Pukul setengah sembilan malam Adis baru saja sampai rumah. Sebelum masuk ke dalam rumah, ia mengeringkan tubuhnya yang tadi terkena hujan karena ia harus jalan dari depan gang sampai rumahnya. Ia harus masuk dalam keadaan kering jika tak ingin ibunya marah. Belum selesai Adis mengeringkan bajunya, Ibunya keluar dan menatapnya dengan pandangan kesal.
"Tadi pagi bilang mau pulang sebelum magrib."
"Iya, bu. Adis ada rapat himpunan dulu." Balas Adis sambil berjalan masuk ke dalam rumah. Ia kedinginan, perutnya lapar, ia juga sedikit pusing karena tadi harus memaksakan diri untuk ikut rapat di saat ia baru saja tersandung kasus. Dan sejujurnya, ia tak ingin jika ibunya menambah bebannya lagi hari ini.

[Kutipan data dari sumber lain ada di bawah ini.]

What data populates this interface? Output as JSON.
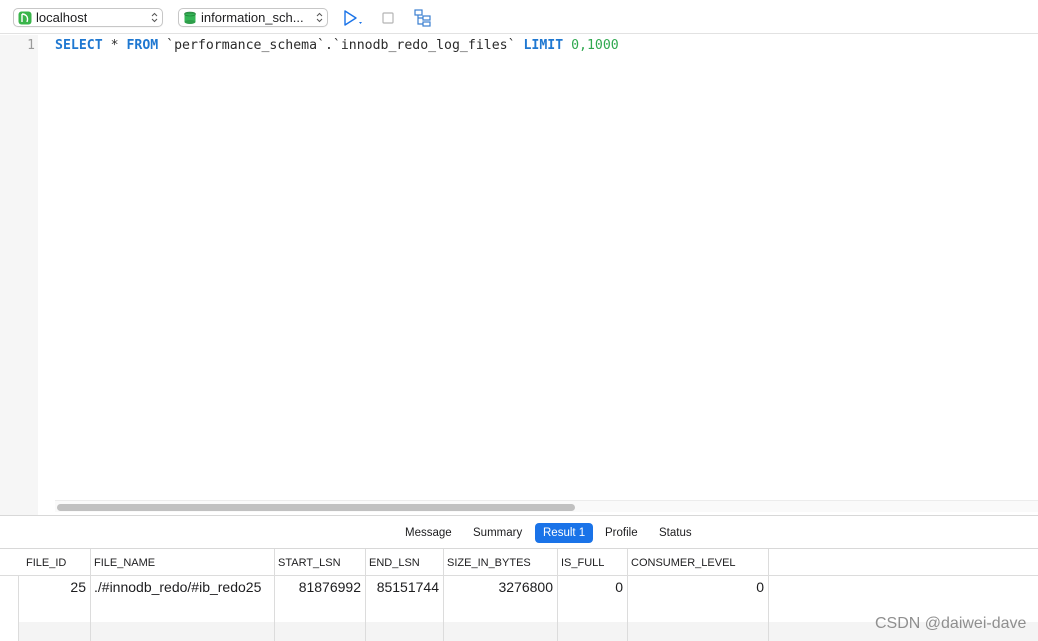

"Ngapain sih, ikutan yang kayak begituan? Kamu fokus kuliah saja sudah sibuk begitu. Kamu bahkan banyak nggak bantu Ibu sejak kamu kuliah."
"Adis butuh ikut berorganisasi, Bu."
"Tapi kamu sudah mulai lupa sama tugas-tugas kamu di rumah."
"Adis nggak pernah lupa kok, Bu." Adis menjawab pelan dan kakinya langsung mengarah ke dapur. Bukan untuk makan, tapi untuk mencuci piring-piring yang tak sempat ia cuci tadi pagi.
"Adis janji nggak akan ninggalin tugas di rumah."
"Iya, tapi telat mulu ngerjainnya. Ibu sama Mbak kamu itu sibuk kerja loh, Dis. Jadi setidaknya kamu bantu-bantu di rumah ini dengan beresin rumah, meskipun kamu nggak bisa bantu keuangan di sini."
Adis memejamkan matanya sejenak, "Iya, Bu."
Hanya itu yang bisa Adis katakan di saat pikirannya penuh dengan perkataan-perkataan yang selalu ingin ia ucapkan. Tapi ia tak bisa. Tak akan pernah bisa.
"Jangan iya-iya aja tapi bener-bener dilakuin. Ibu itu capek loh harus kerja mulu. Mbak-mu nggak nikah-nikah juga karena sibuk kerja. Kamu itu harusnya ngerti keadaan keluarga. Jangan jadi beban terus."
Adis adalah beban untuk siapapun. Rasanya, Adis sudah bosan mendengar hal itu. Tiga tahun lalu saat ia memutuskan untuk kuliah, keputusan itu selalu ditentang oleh Ibu dan Kakaknya, bahkan sampai sekarang. Tak ada yang mendukungnya sama sekali. Katanya, pilihan untuk kuliah hanya buang-buang uang. Padahal selama ia kuliah, Adis sama sekali tak pernah meminta uang sepersen pun pada Ibu atau Kakaknya. Ia memperjuangkan pendidikannya sendirian sampai ia rela menunda kuliahnya selama dua tahun. Dan kenyataan bahwa Adis tak ikut berkontribusi untuk perekonomian keluarganya membuat ia selalu tertekan di rumah. Adis selalu dibuat sebagai tersangka yang bisanya hanya menumpang hidup dengan Ibu dan Kakaknya. Adis juga jadi tempat pelampiasan Ibu dan Kakaknya ketika mereka capek kerja dan butuh pelampiasan emosi. Dan kadang itu terlalu memuakkan untuk bisa Adis terima.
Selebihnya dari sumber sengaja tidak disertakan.